Esasen, MİT'in 80'inci kuruluş yıldönümünde, Müsteşar Emre Taner, devlet içinde bir rejim değişikliği hazırlığı olduğunun işaretini vermişti.

Fakat 15 Temmuz'u çözmeden, tek adam sistemine geçiş projesinin kimin ihtiyacından kaynaklandığını anlayamayız.

***

Kerem Çalışkan, odatv'de, Takvim yazarı Ergün Diler'e de atıfta bulunarak, 15 Temmuz'u özetle şöyle izah ediyor:

"Darbeyi, 'Ilımlı İslâm' projesini temsil eden CIA planladı. Medeniyetler Çatışması tezini benimseyen Pentagon ise CIA-FETÖ darbe kalkışmasını, Erdoğan'a haber vererek engelledi.... Erdoğan bunun karşılığında FETÖ'yü tasfiye ederken, Medeniyetler Çatışması'nın fedailiğini üstlendi. Oyun buydu! 16 Nisan'da Medeniyetler Çatışması'nı oylayacağız. Türkiye'nin Medeniyetler Çatışması'nda öncü 'fedai ülke' olup olmamasını oylayacağız...

Huntington'un tezine göre Türkiye Atatürk'e sırt çevirmeli, İslâm âlemi liderliğine soyunmalıydı! Neo-Osmanlı tezlerin babası da Huntington'du.
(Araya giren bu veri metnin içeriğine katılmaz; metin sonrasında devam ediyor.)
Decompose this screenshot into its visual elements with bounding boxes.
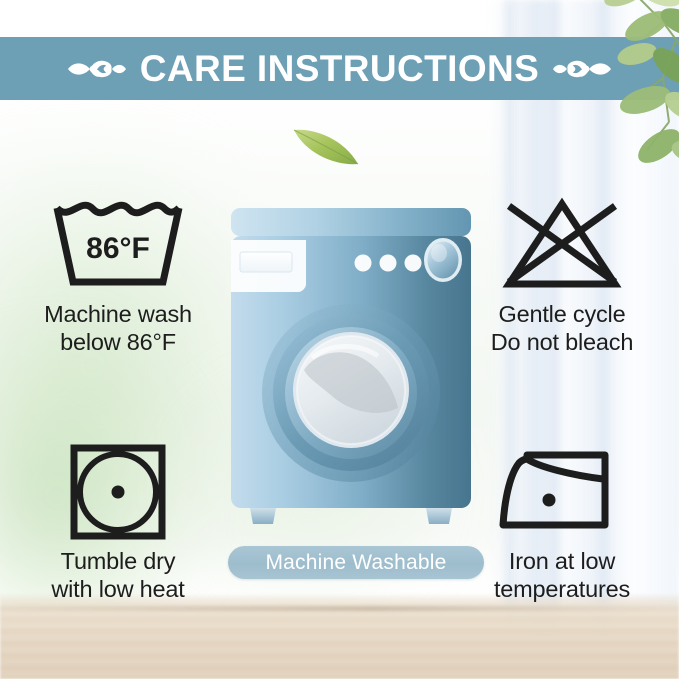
table-wood-grain xyxy=(0,611,679,679)
header-banner: CARE INSTRUCTIONS xyxy=(0,37,679,100)
fleur-de-lis-icon-left xyxy=(60,44,130,94)
care-symbol-tumble-dry: Tumble dry with low heat xyxy=(8,443,228,603)
status-badge-machine-washable: Machine Washable xyxy=(228,546,484,579)
caption-line-2: with low heat xyxy=(8,575,228,603)
care-symbol-iron: Iron at low temperatures xyxy=(452,443,672,603)
caption-line-1: Gentle cycle xyxy=(452,300,672,328)
page-title: CARE INSTRUCTIONS xyxy=(140,48,539,90)
caption-line-1: Machine wash xyxy=(8,300,228,328)
caption-iron: Iron at low temperatures xyxy=(452,547,672,603)
caption-line-1: Tumble dry xyxy=(8,547,228,575)
caption-machine-wash: Machine wash below 86°F xyxy=(8,300,228,356)
wash-tub-icon: 86°F xyxy=(8,196,228,294)
triangle-crossed-out-icon xyxy=(452,196,672,294)
badge-label: Machine Washable xyxy=(265,551,446,575)
caption-no-bleach: Gentle cycle Do not bleach xyxy=(452,300,672,356)
tumble-dry-low-icon xyxy=(8,443,228,541)
care-symbol-no-bleach: Gentle cycle Do not bleach xyxy=(452,196,672,356)
table-edge-line xyxy=(0,606,679,611)
wash-temperature-value: 86°F xyxy=(86,232,150,265)
washing-machine-icon xyxy=(228,208,474,538)
caption-line-1: Iron at low xyxy=(452,547,672,575)
falling-leaf-icon xyxy=(290,120,364,172)
caption-tumble-dry: Tumble dry with low heat xyxy=(8,547,228,603)
caption-line-2: temperatures xyxy=(452,575,672,603)
care-symbol-machine-wash: 86°F Machine wash below 86°F xyxy=(8,196,228,356)
fleur-de-lis-icon-right xyxy=(549,44,619,94)
care-instructions-infographic: CARE INSTRUCTIONS 86°F Machine w xyxy=(0,0,679,679)
iron-low-heat-icon xyxy=(452,443,672,541)
caption-line-2: below 86°F xyxy=(8,328,228,356)
caption-line-2: Do not bleach xyxy=(452,328,672,356)
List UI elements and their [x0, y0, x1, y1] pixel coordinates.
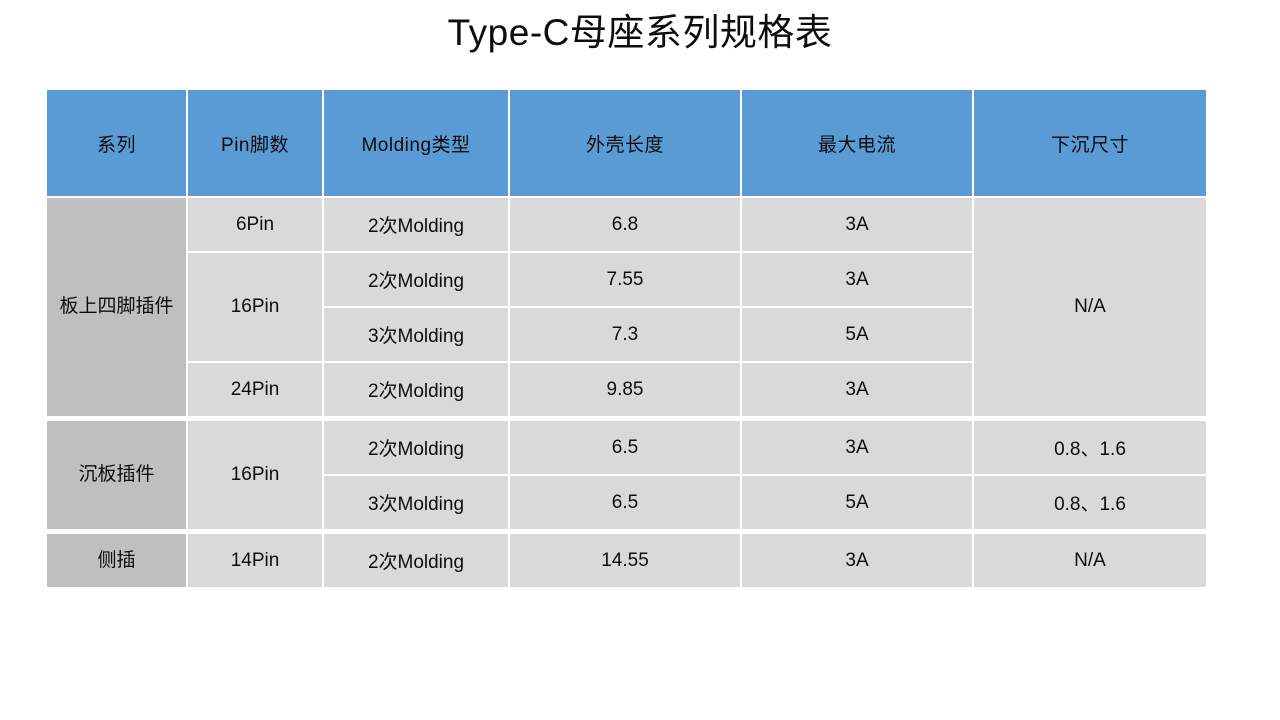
- table-row: 板上四脚插件6Pin2次Molding6.83AN/A: [47, 198, 1206, 251]
- cell-length: 14.55: [510, 531, 740, 587]
- spec-table-container: 系列 Pin脚数 Molding类型 外壳长度 最大电流 下沉尺寸 板上四脚插件…: [45, 88, 1206, 589]
- page-title: Type-C母座系列规格表: [0, 8, 1280, 58]
- cell-sink: 0.8、1.6: [974, 476, 1206, 529]
- header-row: 系列 Pin脚数 Molding类型 外壳长度 最大电流 下沉尺寸: [47, 90, 1206, 196]
- cell-series: 侧插: [47, 531, 186, 587]
- cell-current: 3A: [742, 253, 972, 306]
- cell-current: 5A: [742, 308, 972, 361]
- column-header-sink: 下沉尺寸: [974, 90, 1206, 196]
- cell-pin: 6Pin: [188, 198, 322, 251]
- table-row: 侧插14Pin2次Molding14.553AN/A: [47, 531, 1206, 587]
- cell-sink: 0.8、1.6: [974, 418, 1206, 474]
- cell-current: 3A: [742, 198, 972, 251]
- cell-sink: N/A: [974, 198, 1206, 416]
- cell-current: 3A: [742, 531, 972, 587]
- column-header-pin: Pin脚数: [188, 90, 322, 196]
- cell-molding: 2次Molding: [324, 363, 508, 416]
- column-header-series: 系列: [47, 90, 186, 196]
- cell-length: 7.55: [510, 253, 740, 306]
- cell-series: 沉板插件: [47, 418, 186, 529]
- cell-molding: 2次Molding: [324, 418, 508, 474]
- cell-length: 7.3: [510, 308, 740, 361]
- cell-pin: 14Pin: [188, 531, 322, 587]
- column-header-length: 外壳长度: [510, 90, 740, 196]
- cell-current: 3A: [742, 418, 972, 474]
- cell-series: 板上四脚插件: [47, 198, 186, 416]
- cell-pin: 16Pin: [188, 253, 322, 361]
- cell-molding: 3次Molding: [324, 476, 508, 529]
- column-header-molding: Molding类型: [324, 90, 508, 196]
- cell-sink: N/A: [974, 531, 1206, 587]
- cell-length: 9.85: [510, 363, 740, 416]
- slide: Type-C母座系列规格表 系列 Pin脚数 Molding类型 外壳长度 最大…: [0, 0, 1280, 720]
- table-body: 板上四脚插件6Pin2次Molding6.83AN/A16Pin2次Moldin…: [47, 198, 1206, 587]
- cell-molding: 2次Molding: [324, 253, 508, 306]
- cell-length: 6.5: [510, 476, 740, 529]
- cell-molding: 2次Molding: [324, 531, 508, 587]
- cell-molding: 3次Molding: [324, 308, 508, 361]
- cell-length: 6.8: [510, 198, 740, 251]
- cell-pin: 24Pin: [188, 363, 322, 416]
- cell-pin: 16Pin: [188, 418, 322, 529]
- cell-current: 3A: [742, 363, 972, 416]
- spec-table: 系列 Pin脚数 Molding类型 外壳长度 最大电流 下沉尺寸 板上四脚插件…: [45, 88, 1208, 589]
- table-row: 沉板插件16Pin2次Molding6.53A0.8、1.6: [47, 418, 1206, 474]
- table-header: 系列 Pin脚数 Molding类型 外壳长度 最大电流 下沉尺寸: [47, 90, 1206, 196]
- cell-molding: 2次Molding: [324, 198, 508, 251]
- column-header-current: 最大电流: [742, 90, 972, 196]
- cell-current: 5A: [742, 476, 972, 529]
- cell-length: 6.5: [510, 418, 740, 474]
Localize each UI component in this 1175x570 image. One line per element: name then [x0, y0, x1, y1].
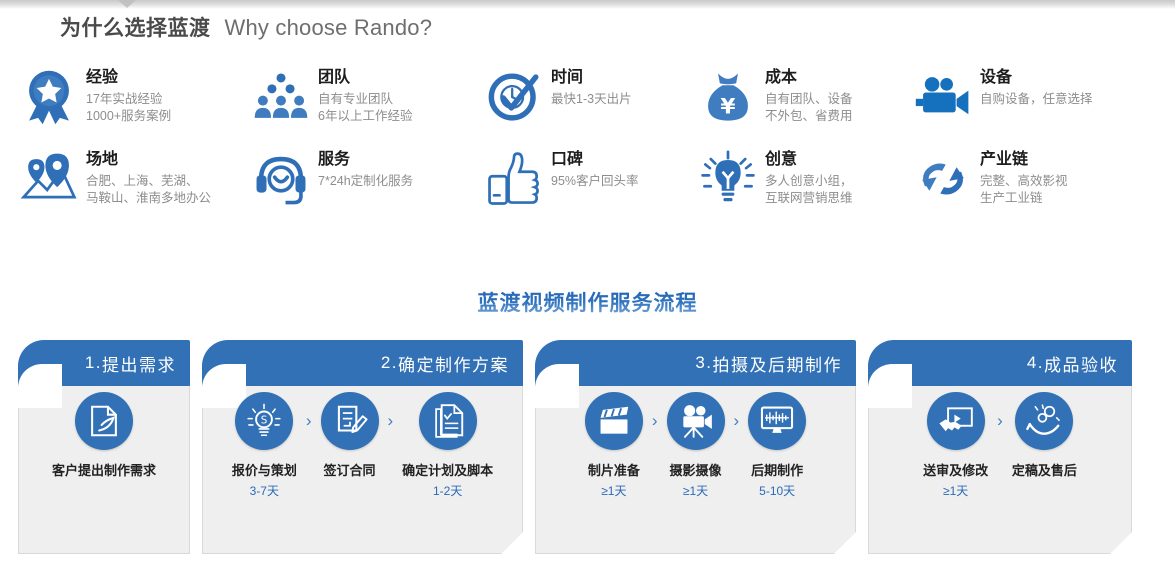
money-bag-icon: ¥ [697, 66, 759, 128]
feature-title: 成本 [765, 68, 853, 88]
feature-title: 团队 [318, 68, 412, 88]
process-card-number: 4. [1027, 353, 1044, 373]
clapperboard-icon [585, 392, 643, 450]
chevron-right-icon: › [734, 392, 740, 450]
contract-sign-icon [321, 392, 379, 450]
process-card-2: 2.确定制作方案 [202, 340, 523, 554]
process-step-label: 签订合同 [323, 460, 375, 479]
chevron-right-icon: › [652, 392, 658, 450]
feature-item-equipment: 设备 自购设备，任意选择 [912, 66, 1162, 128]
feature-desc-line-1: 自购设备，任意选择 [980, 91, 1093, 108]
process-step-label: 摄影摄像 [669, 460, 721, 479]
feature-item-experience: 经验 17年实战经验 1000+服务案例 [18, 66, 250, 128]
process-card-name: 成品验收 [1044, 351, 1118, 376]
feature-text: 口碑 95%客户回头率 [551, 148, 639, 190]
hand-coins-icon [1015, 392, 1073, 450]
feature-text: 创意 多人创意小组， 互联网营销思维 [765, 148, 853, 207]
process-card-name: 拍摄及后期制作 [713, 351, 843, 376]
feature-desc-line-1: 自有团队、设备 [765, 91, 853, 108]
process-card-3: 3.拍摄及后期制作 [535, 340, 856, 554]
process-step-label: 制片准备 [588, 460, 640, 479]
svg-text:¥: ¥ [720, 94, 735, 119]
process-cards: 1.提出需求 客户提出制作需求 [18, 340, 1132, 554]
process-card-number: 3. [695, 353, 712, 373]
process-card-name: 确定制作方案 [398, 351, 509, 376]
chevron-right-icon: › [306, 392, 312, 450]
feature-text: 设备 自购设备，任意选择 [980, 66, 1093, 108]
feature-grid: 经验 17年实战经验 1000+服务案例 [18, 66, 1168, 210]
team-icon [250, 66, 312, 128]
handshake-screen-icon [927, 392, 985, 450]
feature-row-1: 经验 17年实战经验 1000+服务案例 [18, 66, 1168, 128]
process-step-list: 客户提出制作需求 [18, 392, 190, 497]
process-step-days: 3-7天 [250, 482, 279, 499]
chevron-right-icon: › [388, 392, 394, 450]
feature-desc-line-2: 互联网营销思维 [765, 190, 853, 207]
feature-text: 经验 17年实战经验 1000+服务案例 [86, 66, 171, 125]
feature-text: 成本 自有团队、设备 不外包、省费用 [765, 66, 853, 125]
process-step-days: ≥1天 [683, 482, 708, 499]
process-step-label: 送审及修改 [923, 460, 988, 479]
feature-desc-line-2: 生产工业链 [980, 190, 1068, 207]
process-card-number: 1. [85, 353, 102, 373]
feature-item-venue: 场地 合肥、上海、芜湖、 马鞍山、淮南多地办公 [18, 148, 250, 210]
feature-item-creativity: 创意 多人创意小组， 互联网营销思维 [697, 148, 912, 210]
process-card-header: 2.确定制作方案 [202, 340, 523, 386]
feature-desc-line-1: 17年实战经验 [86, 91, 171, 108]
feature-desc-line-2: 马鞍山、淮南多地办公 [86, 190, 211, 207]
page-title-en: Why choose Rando? [225, 15, 433, 41]
feature-title: 口碑 [551, 150, 639, 170]
process-step-days: 5-10天 [759, 482, 795, 499]
process-step[interactable]: 确定计划及脚本 1-2天 [402, 392, 493, 499]
feature-title: 服务 [318, 150, 413, 170]
process-card-4: 4.成品验收 送审及修改 ≥1天 › [868, 340, 1132, 554]
process-step-label: 定稿及售后 [1012, 460, 1077, 479]
process-step-days: 1-2天 [433, 482, 462, 499]
process-step-days: ≥1天 [601, 482, 626, 499]
process-step[interactable]: 签订合同 [321, 392, 379, 497]
medal-icon [18, 66, 80, 128]
feature-text: 服务 7*24h定制化服务 [318, 148, 413, 190]
recycle-icon [912, 148, 974, 210]
document-pen-icon [75, 392, 133, 450]
feature-desc-line-2: 不外包、省费用 [765, 108, 853, 125]
feature-desc-line-2: 6年以上工作经验 [318, 108, 412, 125]
process-step-list: 制片准备 ≥1天 › 摄影摄像 ≥1天 [535, 392, 856, 499]
process-step[interactable]: 摄影摄像 ≥1天 [667, 392, 725, 499]
feature-row-2: 场地 合肥、上海、芜湖、 马鞍山、淮南多地办公 [18, 148, 1168, 210]
process-step-label: 报价与策划 [232, 460, 297, 479]
process-card-header: 3.拍摄及后期制作 [535, 340, 856, 386]
movie-camera-icon [667, 392, 725, 450]
process-step-label: 后期制作 [751, 460, 803, 479]
why-choose-section: 为什么选择蓝渡 Why choose Rando? 经验 17年实战经验 [0, 0, 1175, 570]
process-card-1: 1.提出需求 客户提出制作需求 [18, 340, 190, 554]
process-step[interactable]: 定稿及售后 [1012, 392, 1077, 497]
page-title-cn: 为什么选择蓝渡 [60, 12, 211, 42]
process-step-label: 确定计划及脚本 [402, 460, 493, 479]
top-gradient-band [0, 0, 1175, 9]
feature-desc-line-1: 最快1-3天出片 [551, 91, 632, 108]
feature-desc-line-1: 自有专业团队 [318, 91, 412, 108]
feature-title: 创意 [765, 150, 853, 170]
feature-text: 产业链 完整、高效影视 生产工业链 [980, 148, 1068, 207]
video-camera-icon [912, 66, 974, 128]
process-section-title: 蓝渡视频制作服务流程 [0, 287, 1175, 317]
feature-title: 经验 [86, 68, 171, 88]
clock-check-icon [483, 66, 545, 128]
map-pin-icon [18, 148, 80, 210]
process-step[interactable]: 送审及修改 ≥1天 [923, 392, 988, 499]
feature-item-time: 时间 最快1-3天出片 [483, 66, 697, 128]
feature-title: 时间 [551, 68, 632, 88]
feature-item-reputation: 口碑 95%客户回头率 [483, 148, 697, 210]
feature-item-team: 团队 自有专业团队 6年以上工作经验 [250, 66, 483, 128]
feature-title: 设备 [980, 68, 1093, 88]
feature-text: 团队 自有专业团队 6年以上工作经验 [318, 66, 412, 125]
svg-text:S: S [261, 414, 268, 426]
edit-monitor-icon [748, 392, 806, 450]
process-step[interactable]: 后期制作 5-10天 [748, 392, 806, 499]
feature-desc-line-1: 完整、高效影视 [980, 173, 1068, 190]
feature-item-cost: ¥ 成本 自有团队、设备 不外包、省费用 [697, 66, 912, 128]
script-docs-icon [419, 392, 477, 450]
process-step[interactable]: 客户提出制作需求 [52, 392, 156, 497]
feature-desc-line-1: 合肥、上海、芜湖、 [86, 173, 211, 190]
feature-title: 产业链 [980, 150, 1068, 170]
idea-money-icon: S [235, 392, 293, 450]
process-step-days: ≥1天 [943, 482, 968, 499]
process-card-name: 提出需求 [102, 351, 176, 376]
feature-item-industry-chain: 产业链 完整、高效影视 生产工业链 [912, 148, 1162, 210]
headset-icon [250, 148, 312, 210]
feature-title: 场地 [86, 150, 211, 170]
process-step-list: S 报价与策划 3-7天 › [202, 392, 523, 499]
feature-desc-line-1: 7*24h定制化服务 [318, 173, 413, 190]
feature-desc-line-1: 95%客户回头率 [551, 173, 639, 190]
lightbulb-icon [697, 148, 759, 210]
feature-desc-line-2: 1000+服务案例 [86, 108, 171, 125]
process-step-list: 送审及修改 ≥1天 › [868, 392, 1132, 499]
process-step[interactable]: 制片准备 ≥1天 [585, 392, 643, 499]
feature-desc-line-1: 多人创意小组， [765, 173, 853, 190]
process-card-number: 2. [381, 353, 398, 373]
process-step-label: 客户提出制作需求 [52, 460, 156, 479]
triangle-notch-icon [118, 0, 136, 8]
process-step[interactable]: S 报价与策划 3-7天 [232, 392, 297, 499]
chevron-right-icon: › [997, 392, 1003, 450]
feature-item-service: 服务 7*24h定制化服务 [250, 148, 483, 210]
thumbs-up-icon [483, 148, 545, 210]
feature-text: 场地 合肥、上海、芜湖、 马鞍山、淮南多地办公 [86, 148, 211, 207]
page-title: 为什么选择蓝渡 Why choose Rando? [60, 12, 432, 42]
feature-text: 时间 最快1-3天出片 [551, 66, 632, 108]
BOP Projesi'nin de temelinde yatan düşünce buydu.

Son gelişmeler gösteriyor ki, Erdoğan 15 Temmuz'da iktidarda kalma karşılığı 'Medeniyetler Çatışması'na dönme sürecine girdi...

Erdoğan bu nedenle Avrupa ile savaşa girdi...

Erdoğan bu nedenle 'Haç-Hilal kavgası' dedi..."

***

Fakat durum böyleyse Pentagon'da çalışmış, İsrail'de ayrıca Süleymaniye, Selahaddin ve Dohuk üniversitelerinde ders vermişliği de olan Michael Rubin, neden hâlâ Tayyip Erdoğan'ı hedef alıyor ve "Paraları nerede sakladığını bilmediğimizi mi zannediyorsun?" diye mesaj yazarak şantaj yapıyor? CIA'nın "Ilımlı İslâm" Projesi adına mı?

Görünen şu ki tek adamlık projesi geçerse, Barzani'nin bayrağı, Diyarbakır'da da dalgalanacak! CIA projesinin de Pentagon Projesi kadar büyük bir tehdit olduğunu 15 Temmuz'da yaşadık. Türkiye'ye 15 Temmuz'da 40 satır gösterilerek 16 Nisan'da 40 katıra ayaklarından bağlanıp sürüklenmeye ikna edildiği anlaşılıyor! Sonuç aynı kapıya çıkıyor! İkisinde da parçalanmak var!

Türkiye'yi yönetenler, sonu parçalanmaya giden bu ikili tercihe karşı millî bir proje geliştirip uygulayamaz mıydı da yine Amerikan ipine sarıldı?